Even though I agree with all those criticizing LBC's report as completely unprofessional, it is interesting to note that this report really reflects the mood of a majority of Lebanese Christians in general. Marcel Ghanem (the show host where the report was aired) and Philippe Abou Zeid (the senior reporter) are both Christians living in the heartland of Christians, and usually capture very well the mood of the community:
- Most were enraged by the fact that reports indicated that the Syrian killer (he has confessed) worked for the notorious Syrian moukhabarat (secret service) believed to have killed many Lebanese over the last 30 years. As trouble brews in Syria itself, a large number of Christian Lebanese are deep down looking at the cross border event with a sens of revenge (it is their turn, finally. Though they are also afraid for the future of Syrian Christians). The calls for revenge in the report are really an expression of 30 years of frustrations.

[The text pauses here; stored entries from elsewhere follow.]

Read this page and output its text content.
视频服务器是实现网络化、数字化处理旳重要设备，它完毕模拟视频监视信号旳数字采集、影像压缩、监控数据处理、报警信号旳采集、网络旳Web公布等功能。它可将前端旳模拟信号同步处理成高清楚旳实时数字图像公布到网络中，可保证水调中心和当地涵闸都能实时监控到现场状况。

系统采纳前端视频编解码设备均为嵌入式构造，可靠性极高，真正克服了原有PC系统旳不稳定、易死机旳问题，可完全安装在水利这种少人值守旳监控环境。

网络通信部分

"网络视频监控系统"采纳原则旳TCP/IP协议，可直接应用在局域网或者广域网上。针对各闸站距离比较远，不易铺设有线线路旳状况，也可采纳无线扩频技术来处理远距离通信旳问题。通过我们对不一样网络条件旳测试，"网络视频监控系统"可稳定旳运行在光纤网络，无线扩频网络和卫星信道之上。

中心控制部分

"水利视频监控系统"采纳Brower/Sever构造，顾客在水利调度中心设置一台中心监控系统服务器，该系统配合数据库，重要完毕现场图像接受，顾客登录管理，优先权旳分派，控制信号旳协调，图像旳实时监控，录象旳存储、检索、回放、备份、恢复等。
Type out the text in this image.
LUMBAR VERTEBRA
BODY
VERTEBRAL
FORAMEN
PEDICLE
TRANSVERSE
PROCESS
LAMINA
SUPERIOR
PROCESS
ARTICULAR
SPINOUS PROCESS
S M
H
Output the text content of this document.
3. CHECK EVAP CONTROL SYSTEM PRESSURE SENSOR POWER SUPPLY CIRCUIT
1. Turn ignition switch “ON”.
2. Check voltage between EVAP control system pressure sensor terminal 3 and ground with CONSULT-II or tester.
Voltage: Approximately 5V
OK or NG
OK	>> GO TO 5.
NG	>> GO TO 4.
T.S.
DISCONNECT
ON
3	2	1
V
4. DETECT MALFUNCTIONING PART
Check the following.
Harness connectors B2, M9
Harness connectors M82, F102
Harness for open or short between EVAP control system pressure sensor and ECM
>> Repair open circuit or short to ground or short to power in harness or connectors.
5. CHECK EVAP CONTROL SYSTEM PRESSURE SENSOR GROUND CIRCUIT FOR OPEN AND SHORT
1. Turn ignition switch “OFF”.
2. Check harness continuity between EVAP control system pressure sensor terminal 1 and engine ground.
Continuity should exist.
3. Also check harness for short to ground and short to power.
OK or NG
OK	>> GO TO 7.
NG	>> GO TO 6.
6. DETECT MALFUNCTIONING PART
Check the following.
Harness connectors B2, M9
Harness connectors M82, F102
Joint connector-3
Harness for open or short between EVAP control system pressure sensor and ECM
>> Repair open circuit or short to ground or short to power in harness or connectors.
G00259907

- Because Christians are afraid for their future in the region, the community has become oversensitive. Any non political event even if remotely linked to Christianity, becomes a community trauma, and is perceived as a "proof" of the fragility of the community.
- Lebanese Christians - in a self defense reaction - are becoming more and more in3ziliyin (separatists) and perceive any foreigner (to the community) as a potential aggressor.
Saturday, November 26, 2011
Aoun seems to have understood now that whatever the outcome of the events in Syria, Assad is bound to come out at minima as weakened. In his own savvy knowledge of the way Lebanese Christians think, Aoun has understood that positioning himself as an advisor to Syrians "I understand your fears and please don't fight" can help him stop his dwindling Support amongst Christians.
Aoun is actually playing on:
1. Christians fears of what will come next after Assad
2. fear of a civil war (spill over) in Lebanon
3. Trying to portray himself as a knowledgable, experienced and responsible politician
...All while trying to hedge his bets: continue supporting Assad but send mix messages.
So expect in the next few weeks: press conferences supporting Assad and insulting others, but also media press releases advising peaceful solutions in Syria and hinting at the need for reforms.
Friday, November 25, 2011
Quite interesting, Elias makes a point that Lebanon's future is at best uncertain, and wonders about the future of the STL (Special Tribunal for Lebanon)
Though I agree with him, I wonder why the pessimistic tone around the STL's role and influence. I think it is playing a much more important role in Lebanon's current political crisis than it shows:
- It is still used as a rallying cause for various M14 leaders
- It is used by Walid Jumblatt as a justification for his political re positioning (caused by Syria's troubles)
- It is (if well utilized) a negotiation tool in the post Assad redrawing of Lebanon's influences
- On the long term it acts as a continuous looming threat over Hezbollah and Syria's Assad (never know when it can be fully utilized)
- When there is nothing else to discuss, it serves as a back up for journalists!
My main problem with the STL is the "communications obsessed" way Mustakbal leaders use it. They are the main reason behind diluting its perceived importance among the public opinion. Overuse it, you'll kill it.
Part of the communication's success of the STL (in my opinion) is to keep a shroud of mystery around it. Hezbollah works hard to destroy that...By over communicating, Mustakbal leadersare doing a better job!